Italy Cyber Security company Swascan has uncovered vulnerabilities in Huawei’s web applications.

Swascan says it has identified three vulnerabilities in Huawei’s web applications that belong to “CWE” categories (CWE stands for “Common Weakness Emuneration”) such as Improper Restriction of Operations within the Bounds of a Memory Buffer (CWE-119), Out-of-Bounds Read (CWE-125), and OS Command Injection (CWE-78). Swascan has notified Huawei about these vulnerabilities in the hopes that the company will beef up its web security. The Italian Cyber Security company says that cooperation between software and cyber security companies is needed in this age of cyber attacks.

Improper Restriction of Operations within the Bounds of a Memory Buffer (CWE-119) occurs when someone can write to a place that lies beyond a memory buffer (that is, a place where data is stored and transferred). A hacker who gets this permission could execute arbitrary code, allowing him or her to do anything he or she wants to the application, such as overwrite security-critical data that would deny certain power to someone who isn’t an administrator, for example.

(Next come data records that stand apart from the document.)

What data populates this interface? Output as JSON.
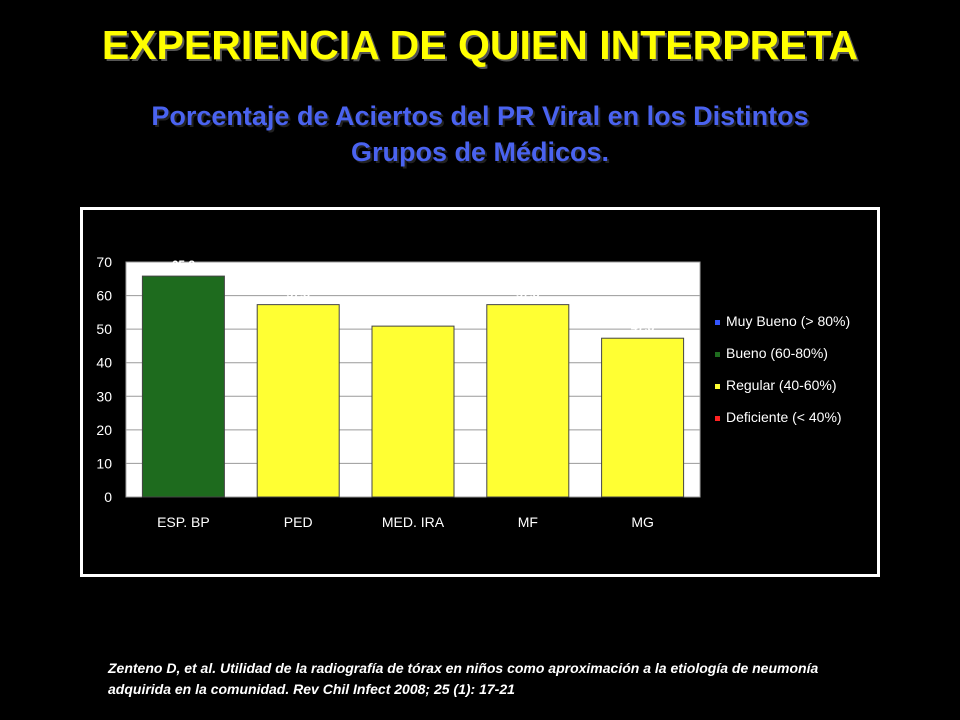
{
  "slide": {
    "title": "EXPERIENCIA DE QUIEN INTERPRETA",
    "subtitle_line1": "Porcentaje de Aciertos del PR Viral en los Distintos",
    "subtitle_line2": "Grupos de Médicos.",
    "citation_line1": "Zenteno D, et al. Utilidad de la radiografía de tórax en niños como aproximación a la etiología de neumonía",
    "citation_line2": "adquirida en la comunidad. Rev Chil Infect 2008; 25 (1): 17-21"
  },
  "chart_data": {
    "type": "bar",
    "categories": [
      "ESP. BP",
      "PED",
      "MED. IRA",
      "MF",
      "MG"
    ],
    "values": [
      65.8,
      57.3,
      50.9,
      57.3,
      47.3
    ],
    "value_labels": [
      "65.8",
      "57.3",
      "50.9",
      "57.3",
      "47.3"
    ],
    "bar_colors": [
      "#1e6b1e",
      "#ffff33",
      "#ffff33",
      "#ffff33",
      "#ffff33"
    ],
    "yticks": [
      "0",
      "10",
      "20",
      "30",
      "40",
      "50",
      "60",
      "70"
    ],
    "ylim": [
      0,
      70
    ],
    "grid": true,
    "legend_position": "right",
    "legend": [
      {
        "label": "Muy Bueno (> 80%)",
        "color": "#3355ff"
      },
      {
        "label": "Bueno (60-80%)",
        "color": "#1e6b1e"
      },
      {
        "label": "Regular (40-60%)",
        "color": "#ffff33"
      },
      {
        "label": "Deficiente (< 40%)",
        "color": "#ff2222"
      }
    ],
    "plot_background": "#ffffff",
    "text_color": "#ffffff"
  }
}
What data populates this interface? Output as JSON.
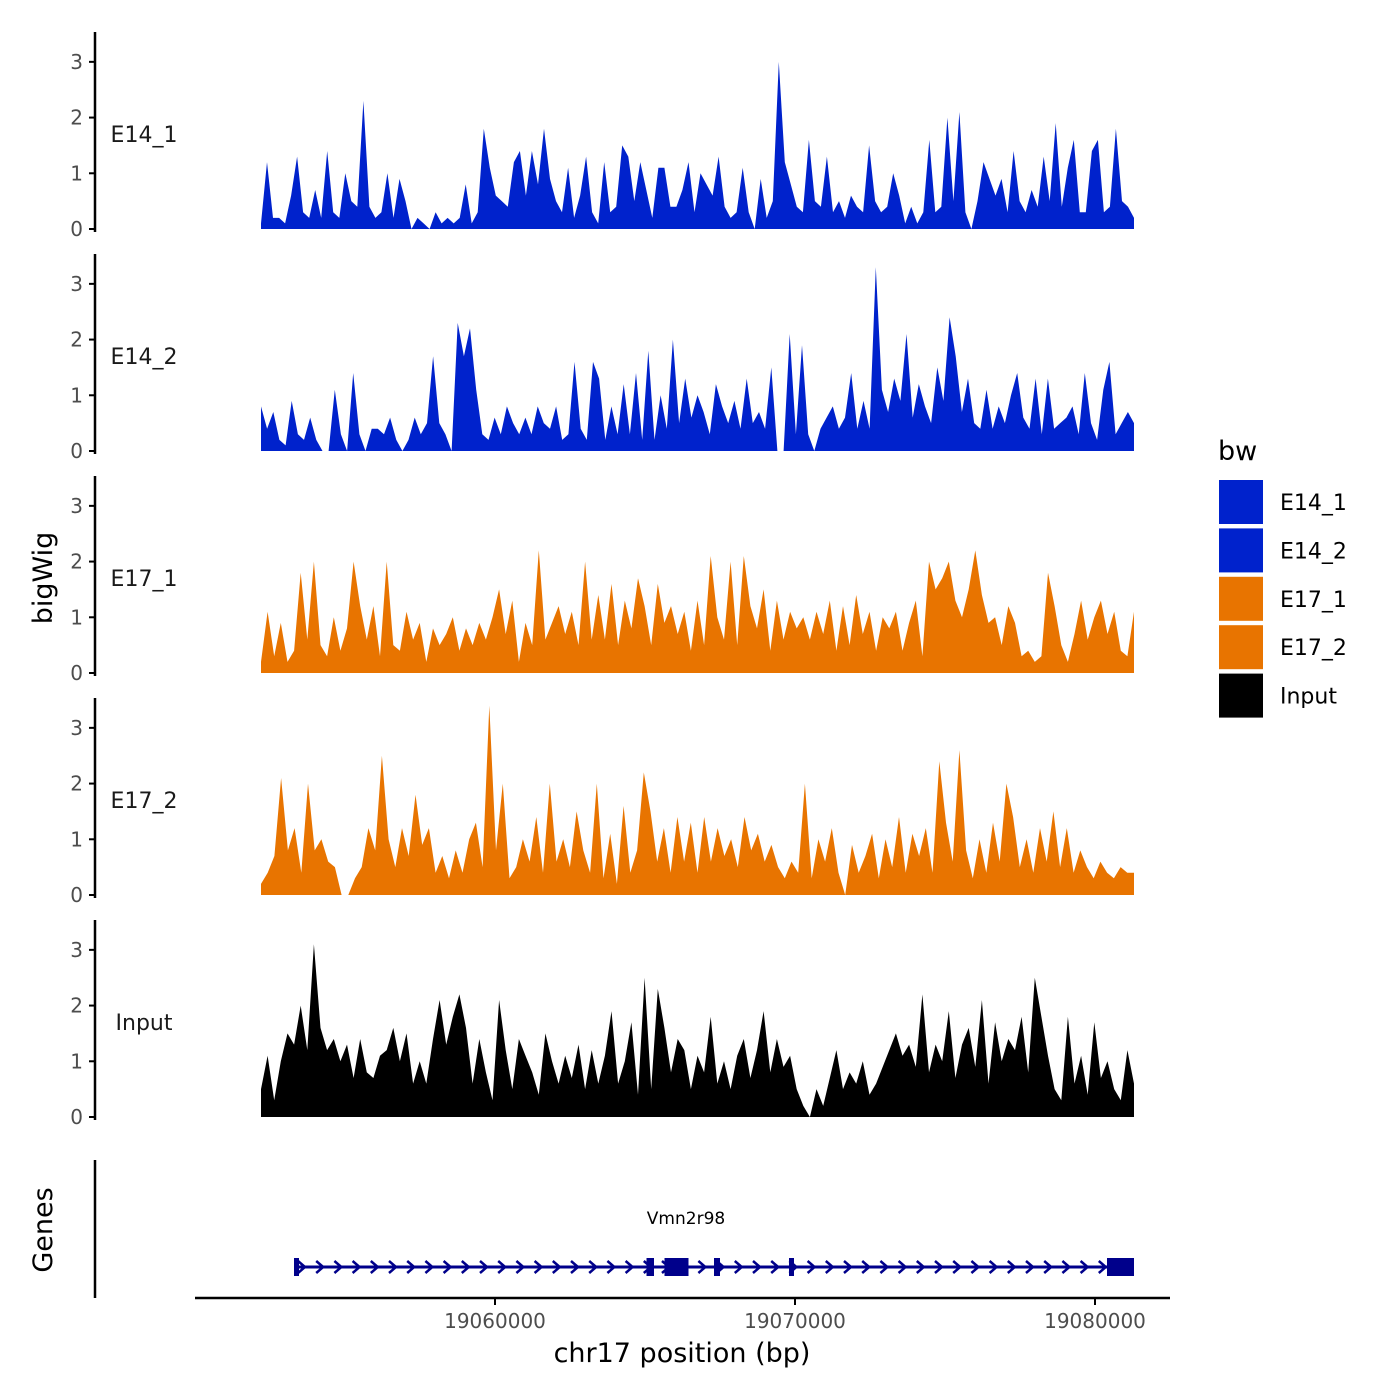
{
  "chart_data": {
    "type": "area",
    "title": "",
    "ylabel": "bigWig",
    "xlabel": "chr17 position (bp)",
    "genes_label": "Genes",
    "xlim": [
      19050000,
      19082500
    ],
    "x_start": 19052200,
    "x_end": 19081300,
    "ylim": [
      0,
      3.5
    ],
    "y_ticks": [
      0,
      1,
      2,
      3
    ],
    "x_ticks": [
      19060000,
      19070000,
      19080000
    ],
    "x_tick_labels": [
      "19060000",
      "19070000",
      "19080000"
    ],
    "legend": {
      "title": "bw",
      "position": "right",
      "entries": [
        {
          "name": "E14_1",
          "color": "#0022CC"
        },
        {
          "name": "E14_2",
          "color": "#0022CC"
        },
        {
          "name": "E17_1",
          "color": "#E87400"
        },
        {
          "name": "E17_2",
          "color": "#E87400"
        },
        {
          "name": "Input",
          "color": "#000000"
        }
      ]
    },
    "series": [
      {
        "name": "E14_1",
        "color": "#0022CC",
        "values": [
          0.1,
          1.2,
          0.2,
          0.2,
          0.1,
          0.6,
          1.3,
          0.3,
          0.2,
          0.7,
          0.2,
          1.4,
          0.3,
          0.2,
          1.0,
          0.5,
          0.4,
          2.3,
          0.4,
          0.2,
          0.3,
          1.0,
          0.2,
          0.9,
          0.5,
          0,
          0.2,
          0.1,
          0,
          0.3,
          0.1,
          0.2,
          0.1,
          0.2,
          0.8,
          0.1,
          0.3,
          1.8,
          1.1,
          0.6,
          0.5,
          0.4,
          1.2,
          1.4,
          0.6,
          1.4,
          0.8,
          1.8,
          0.9,
          0.5,
          0.3,
          1.1,
          0.2,
          0.6,
          1.3,
          0.3,
          0.1,
          1.2,
          0.3,
          0.4,
          1.5,
          1.3,
          0.5,
          1.2,
          0.7,
          0.2,
          1.1,
          1.1,
          0.4,
          0.4,
          0.7,
          1.2,
          0.3,
          1.0,
          0.8,
          0.6,
          1.3,
          0.4,
          0.2,
          0.3,
          1.1,
          0.3,
          0,
          0.9,
          0.2,
          0.5,
          3.0,
          1.2,
          0.8,
          0.4,
          0.3,
          1.6,
          0.5,
          0.4,
          1.3,
          0.3,
          0.5,
          0.2,
          0.6,
          0.4,
          0.3,
          1.5,
          0.5,
          0.3,
          0.4,
          1.0,
          0.6,
          0.1,
          0.4,
          0.1,
          0.3,
          1.6,
          0.3,
          0.4,
          2.0,
          0.5,
          2.1,
          0.3,
          0,
          0.5,
          1.2,
          0.9,
          0.6,
          0.9,
          0.3,
          1.4,
          0.5,
          0.3,
          0.7,
          0.4,
          1.3,
          0.5,
          1.9,
          0.4,
          1.1,
          1.6,
          0.3,
          0.3,
          1.4,
          1.6,
          0.3,
          0.4,
          1.8,
          0.5,
          0.4,
          0.2
        ]
      },
      {
        "name": "E14_2",
        "color": "#0022CC",
        "values": [
          0.8,
          0.4,
          0.7,
          0.2,
          0.1,
          0.9,
          0.3,
          0.2,
          0.6,
          0.2,
          0,
          0,
          1.1,
          0.3,
          0,
          1.4,
          0.3,
          0,
          0.4,
          0.4,
          0.3,
          0.6,
          0.2,
          0,
          0.2,
          0.6,
          0.3,
          0.5,
          1.7,
          0.5,
          0.3,
          0,
          2.3,
          1.7,
          2.2,
          1.1,
          0.3,
          0.2,
          0.6,
          0.3,
          0.8,
          0.5,
          0.3,
          0.6,
          0.3,
          0.8,
          0.5,
          0.4,
          0.8,
          0.2,
          0.3,
          1.6,
          0.4,
          0.2,
          1.6,
          1.3,
          0.2,
          0.8,
          0.3,
          1.2,
          0.3,
          1.4,
          0.2,
          1.8,
          0.2,
          1.0,
          0.4,
          2.0,
          0.5,
          1.3,
          0.6,
          1.0,
          0.7,
          0.3,
          1.2,
          0.8,
          0.5,
          0.9,
          0.4,
          1.3,
          0.5,
          0.7,
          0.4,
          1.5,
          0,
          0,
          2.1,
          0.3,
          1.9,
          0.3,
          0,
          0.4,
          0.6,
          0.8,
          0.4,
          0.6,
          1.4,
          0.4,
          0.9,
          0.4,
          3.3,
          1.1,
          0.7,
          1.3,
          0.9,
          2.1,
          0.6,
          1.2,
          0.8,
          0.5,
          1.5,
          0.9,
          2.4,
          1.7,
          0.7,
          1.3,
          0.5,
          0.4,
          1.1,
          0.4,
          0.8,
          0.5,
          1.0,
          1.4,
          0.6,
          0.4,
          1.3,
          0.3,
          1.3,
          0.4,
          0.5,
          0.6,
          0.8,
          0.3,
          1.4,
          0.5,
          0.2,
          1.1,
          1.6,
          0.3,
          0.5,
          0.7,
          0.5
        ]
      },
      {
        "name": "E17_1",
        "color": "#E87400",
        "values": [
          0.2,
          1.1,
          0.3,
          0.9,
          0.2,
          0.4,
          1.8,
          0.6,
          2.0,
          0.5,
          0.3,
          1.0,
          0.4,
          0.8,
          2.0,
          1.2,
          0.6,
          1.2,
          0.3,
          2.0,
          0.5,
          0.4,
          1.1,
          0.6,
          0.9,
          0.2,
          0.8,
          0.5,
          0.7,
          1.0,
          0.4,
          0.8,
          0.5,
          0.9,
          0.6,
          1.0,
          1.5,
          0.7,
          1.3,
          0.2,
          0.9,
          0.5,
          2.2,
          0.6,
          0.9,
          1.2,
          0.7,
          1.1,
          0.5,
          2.0,
          0.6,
          1.4,
          0.6,
          1.6,
          0.5,
          1.3,
          0.8,
          1.7,
          1.2,
          0.5,
          1.6,
          0.9,
          1.2,
          0.7,
          1.1,
          0.4,
          1.3,
          0.5,
          2.1,
          1.0,
          0.6,
          2.0,
          0.5,
          2.1,
          1.2,
          0.8,
          1.5,
          0.4,
          1.3,
          0.6,
          1.1,
          0.8,
          1.0,
          0.6,
          1.1,
          0.7,
          1.3,
          0.4,
          1.2,
          0.5,
          1.4,
          0.7,
          1.1,
          0.4,
          1.0,
          0.8,
          1.1,
          0.4,
          0.9,
          1.3,
          0.3,
          2.0,
          1.5,
          1.7,
          2.0,
          1.3,
          1.0,
          1.5,
          2.2,
          1.4,
          0.9,
          1.0,
          0.5,
          1.2,
          0.9,
          0.3,
          0.4,
          0.2,
          0.3,
          1.8,
          1.2,
          0.5,
          0.2,
          0.7,
          1.3,
          0.6,
          1.0,
          1.3,
          0.7,
          1.1,
          0.4,
          0.3,
          1.1
        ]
      },
      {
        "name": "E17_2",
        "color": "#E87400",
        "values": [
          0.2,
          0.4,
          0.7,
          2.1,
          0.8,
          1.2,
          0.4,
          2.0,
          0.8,
          1.0,
          0.6,
          0.5,
          0,
          0,
          0.3,
          0.5,
          1.2,
          0.8,
          2.5,
          1.0,
          0.5,
          1.2,
          0.7,
          1.8,
          0.9,
          1.2,
          0.4,
          0.7,
          0.3,
          0.8,
          0.4,
          1.0,
          1.3,
          0.5,
          3.4,
          0.8,
          2.0,
          0.3,
          0.5,
          1.0,
          0.6,
          1.4,
          0.4,
          2.0,
          0.6,
          1.0,
          0.5,
          1.5,
          0.8,
          0.4,
          2.0,
          0.3,
          1.1,
          0.2,
          1.6,
          0.4,
          0.8,
          2.2,
          1.5,
          0.6,
          1.2,
          0.4,
          1.4,
          0.6,
          1.3,
          0.4,
          1.4,
          0.6,
          1.2,
          0.7,
          1.0,
          0.5,
          1.4,
          0.8,
          1.1,
          0.6,
          0.9,
          0.5,
          0.3,
          0.6,
          0.4,
          2.0,
          0.3,
          1.0,
          0.6,
          1.2,
          0.4,
          0,
          0.9,
          0.4,
          0.7,
          1.1,
          0.3,
          1.0,
          0.5,
          1.4,
          0.4,
          1.1,
          0.7,
          1.2,
          0.4,
          2.4,
          1.3,
          0.6,
          2.6,
          0.8,
          0.3,
          1.0,
          0.4,
          1.3,
          0.6,
          2.0,
          1.4,
          0.5,
          1.0,
          0.4,
          1.2,
          0.6,
          1.5,
          0.5,
          1.2,
          0.4,
          0.8,
          0.5,
          0.3,
          0.6,
          0.4,
          0.3,
          0.5,
          0.4,
          0.4
        ]
      },
      {
        "name": "Input",
        "color": "#000000",
        "values": [
          0.5,
          1.1,
          0.3,
          1.0,
          1.5,
          1.3,
          2.0,
          1.2,
          3.1,
          1.6,
          1.2,
          1.4,
          1.0,
          1.3,
          0.7,
          1.4,
          0.8,
          0.7,
          1.1,
          1.2,
          1.6,
          1.0,
          1.5,
          0.6,
          1.0,
          0.6,
          1.4,
          2.1,
          1.3,
          1.8,
          2.2,
          1.6,
          0.6,
          1.4,
          0.8,
          0.3,
          2.1,
          1.2,
          0.5,
          1.4,
          1.1,
          0.8,
          0.4,
          1.5,
          1.0,
          0.6,
          1.1,
          0.7,
          1.3,
          0.5,
          1.2,
          0.6,
          1.1,
          1.9,
          0.6,
          1.0,
          1.7,
          0.4,
          2.5,
          0.5,
          2.3,
          1.6,
          0.8,
          1.4,
          1.2,
          0.5,
          1.1,
          0.8,
          1.8,
          0.6,
          1.0,
          0.5,
          1.1,
          1.4,
          0.7,
          1.2,
          1.9,
          0.8,
          1.4,
          0.9,
          1.1,
          0.5,
          0.2,
          0,
          0.5,
          0.2,
          0.7,
          1.2,
          0.5,
          0.8,
          0.6,
          1.0,
          0.4,
          0.6,
          0.9,
          1.2,
          1.5,
          1.1,
          1.3,
          0.9,
          2.2,
          0.8,
          1.3,
          1.0,
          1.9,
          0.7,
          1.3,
          1.6,
          0.9,
          2.1,
          0.6,
          1.7,
          1.0,
          1.4,
          1.2,
          1.8,
          0.8,
          2.5,
          1.8,
          1.1,
          0.5,
          0.3,
          1.8,
          0.6,
          1.1,
          0.4,
          1.7,
          0.7,
          1.0,
          0.5,
          0.3,
          1.2,
          0.6
        ]
      }
    ],
    "gene_track": {
      "gene": "Vmn2r98",
      "strand": "+",
      "start": 19053300,
      "end": 19081300,
      "exons": [
        [
          19053300,
          19053450
        ],
        [
          19065050,
          19065300
        ],
        [
          19065650,
          19066450
        ],
        [
          19067300,
          19067500
        ],
        [
          19069800,
          19069900
        ],
        [
          19080400,
          19081300
        ]
      ]
    }
  }
}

This effort could lead to the overwriting of computational instructions, the corruption of relevant memory, as well as a crash. Sensitive information, such as where the buffer (the place where data is located) lies in memory, could be leaked as a result, allowing the hacker to plan further attacks in order to seize more sensitive information. A hacker could create an infinite loop where a program goes through the same thing on-screen over and over and over again indefinitely.

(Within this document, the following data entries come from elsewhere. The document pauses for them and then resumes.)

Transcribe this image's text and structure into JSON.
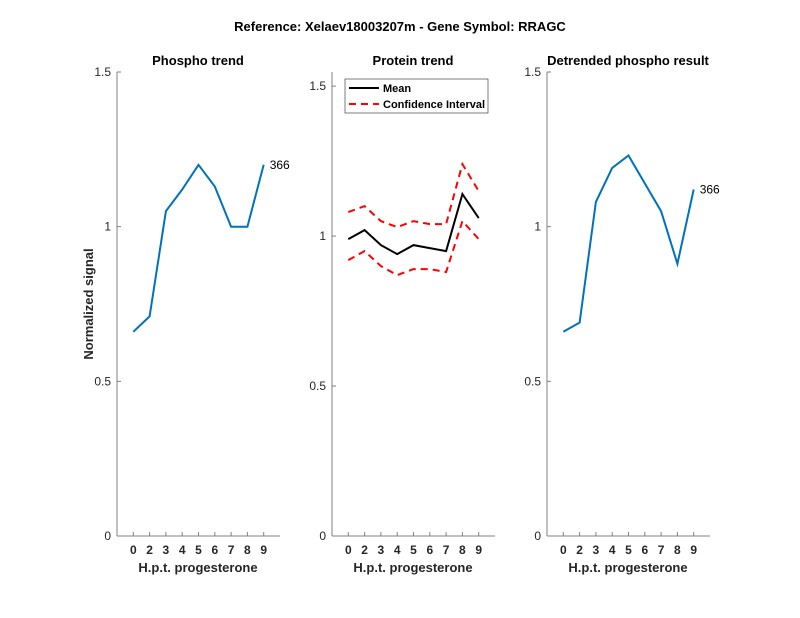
{
  "suptitle": "Reference:  Xelaev18003207m - Gene Symbol:  RRAGC",
  "colors": {
    "phospho": "#0072BD",
    "mean": "#000000",
    "ci": "#FF0000",
    "axis": "#808080"
  },
  "chart_data": [
    {
      "type": "line",
      "title": "Phospho trend",
      "xlabel": "H.p.t. progesterone",
      "ylabel": "Normalized signal",
      "categories": [
        "0",
        "2",
        "3",
        "4",
        "5",
        "6",
        "7",
        "8",
        "9"
      ],
      "ylim": [
        0,
        1.5
      ],
      "yticks": [
        0,
        0.5,
        1,
        1.5
      ],
      "ytick_labels": [
        "0",
        "0.5",
        "1",
        "1.5"
      ],
      "grid": false,
      "series": [
        {
          "name": "366",
          "values": [
            0.66,
            0.71,
            1.05,
            1.12,
            1.2,
            1.13,
            1.0,
            1.0,
            1.2
          ]
        }
      ],
      "annotations": [
        {
          "text": "366",
          "at_category": "9"
        }
      ]
    },
    {
      "type": "line",
      "title": "Protein trend",
      "xlabel": "H.p.t. progesterone",
      "ylabel": "",
      "categories": [
        "0",
        "2",
        "3",
        "4",
        "5",
        "6",
        "7",
        "8",
        "9"
      ],
      "ylim": [
        0,
        1.547
      ],
      "yticks": [
        0,
        0.5,
        1,
        1.5
      ],
      "ytick_labels": [
        "0",
        "0.5",
        "1",
        "1.5"
      ],
      "grid": false,
      "legend": {
        "placement": "top-left",
        "entries": [
          "Mean",
          "Confidence Interval"
        ]
      },
      "series": [
        {
          "name": "Mean",
          "style": "solid",
          "values": [
            0.99,
            1.02,
            0.97,
            0.94,
            0.97,
            0.96,
            0.95,
            1.14,
            1.06
          ]
        },
        {
          "name": "Confidence Interval (upper)",
          "style": "dashed",
          "values": [
            1.08,
            1.1,
            1.05,
            1.03,
            1.05,
            1.04,
            1.04,
            1.24,
            1.15
          ]
        },
        {
          "name": "Confidence Interval (lower)",
          "style": "dashed",
          "values": [
            0.92,
            0.95,
            0.9,
            0.87,
            0.89,
            0.89,
            0.88,
            1.05,
            0.99
          ]
        }
      ]
    },
    {
      "type": "line",
      "title": "Detrended phospho result",
      "xlabel": "H.p.t. progesterone",
      "ylabel": "",
      "categories": [
        "0",
        "2",
        "3",
        "4",
        "5",
        "6",
        "7",
        "8",
        "9"
      ],
      "ylim": [
        0,
        1.5
      ],
      "yticks": [
        0,
        0.5,
        1,
        1.5
      ],
      "ytick_labels": [
        "0",
        "0.5",
        "1",
        "1.5"
      ],
      "grid": false,
      "series": [
        {
          "name": "366",
          "values": [
            0.66,
            0.69,
            1.08,
            1.19,
            1.23,
            1.14,
            1.05,
            0.88,
            1.12
          ]
        }
      ],
      "annotations": [
        {
          "text": "366",
          "at_category": "9"
        }
      ]
    }
  ]
}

An Out-of-Bounds Read (CWE-125) occurs when the software reads past the intended buffer, when one can read past the data location where certain data is stored. This can lead to a crash or the access of sensitive information from other places where the hacker should not have permission to go.

An OS Command Injection (CWE-78) is just as it sounds: a way for the hacker to inject commands into the OS such that the malicious activity seems to derive from the application or the owner thereof, rather than a malicious hacker. OS Command Injections are the equivalent of telephone robocallers who “spoof” numbers to appear as though a local number or even your own number is calling you when the call is coming from a different number altogether. The danger behind OS Command Injections is that the hacker could disable the software (OS) or read and change data that should be off-limits to someone other than the user accessing the web application.

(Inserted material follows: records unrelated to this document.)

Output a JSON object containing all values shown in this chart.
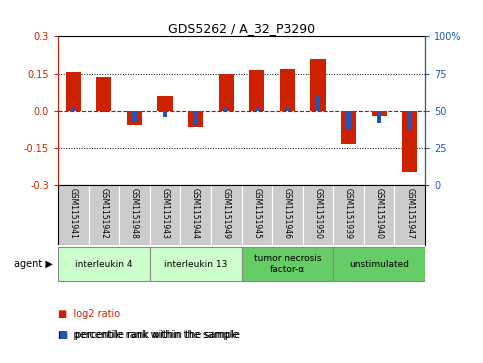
{
  "title": "GDS5262 / A_32_P3290",
  "samples": [
    "GSM1151941",
    "GSM1151942",
    "GSM1151948",
    "GSM1151943",
    "GSM1151944",
    "GSM1151949",
    "GSM1151945",
    "GSM1151946",
    "GSM1151950",
    "GSM1151939",
    "GSM1151940",
    "GSM1151947"
  ],
  "log2_ratio": [
    0.158,
    0.135,
    -0.055,
    0.06,
    -0.065,
    0.148,
    0.165,
    0.168,
    0.21,
    -0.135,
    -0.02,
    -0.245
  ],
  "percentile_rank": [
    52,
    49,
    43,
    46,
    40,
    52,
    52,
    52,
    60,
    37,
    42,
    38
  ],
  "groups": [
    {
      "label": "interleukin 4",
      "n_samples": 3,
      "color": "#ccffcc"
    },
    {
      "label": "interleukin 13",
      "n_samples": 3,
      "color": "#ccffcc"
    },
    {
      "label": "tumor necrosis\nfactor-α",
      "n_samples": 3,
      "color": "#66cc66"
    },
    {
      "label": "unstimulated",
      "n_samples": 3,
      "color": "#66cc66"
    }
  ],
  "ylim": [
    -0.3,
    0.3
  ],
  "yticks_left": [
    -0.3,
    -0.15,
    0.0,
    0.15,
    0.3
  ],
  "yticks_right": [
    0,
    25,
    50,
    75,
    100
  ],
  "bar_color_red": "#cc2200",
  "bar_color_blue": "#2255bb",
  "dashed_line_color": "#cc0000",
  "bg_color": "#ffffff",
  "plot_bg_color": "#ffffff",
  "sample_bg_color": "#cccccc",
  "bar_width": 0.5,
  "blue_bar_width": 0.15
}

These vulnerabilities over web applications, as new as it may sound, isn’t to those who’ve been keeping track of Huawei these last several weeks. Finite State published its own scathing report of Huawei’s software loopholes and vulnerabilities, with the firm discovering that at least 55% of Huawei’s devices have “potential backdoors” that could be exploited by hackers or even the Chinese Government.

The Huawei-backed Huawei Cyber Security Evaluation Centre (HCSEC) has continued to assert that Huawei has known software vulnerabilities it has failed to patch up over at least the last year.

Just this week, Huawei CEO Ren Zhengfei says that consumer privacy is important to Huawei, that it patterns itself after Apple when it comes to protecting its users. But if that is so, why would all these overwriting vulnerabilities exist in Huawei’s software? Why allow at least half of your devices to have potential backdoors that can be exploited, if you want to see consumer privacy realized with customers?

Apple has secured its consumer privacy, so much so that the Federal Government asked Apple to unlock the iPhone 5c belonging to the San Bernardino killer Syed Farook. Apple denied the government’s request because, to write in loopholes into a device’s software and hardware would allow them to be exploited by anyone for any reason — deliberate or not.

When one considers Huawei’s numerous software vulnerabilities, coupled with the company’s ties to the Chinese military and military background for a number of employees (not to mention it publishes technological papers with the military), it stands to reason that Huawei possesses the know-how and experience to secure its devices and software but refuses to do it — for whatever reason(s).

These types of software and hardware reports explain why US President Donald Trump has placed Huawei on the US Entity List and is forbidding the Shenzhen-based corporation from selling its smartphones, smartwatches, tablets, and other telecommunications gear such as routers here in the US, and why the US is discouraging its allies from doing business with Huawei when it comes to rolling out their respective 5G networks.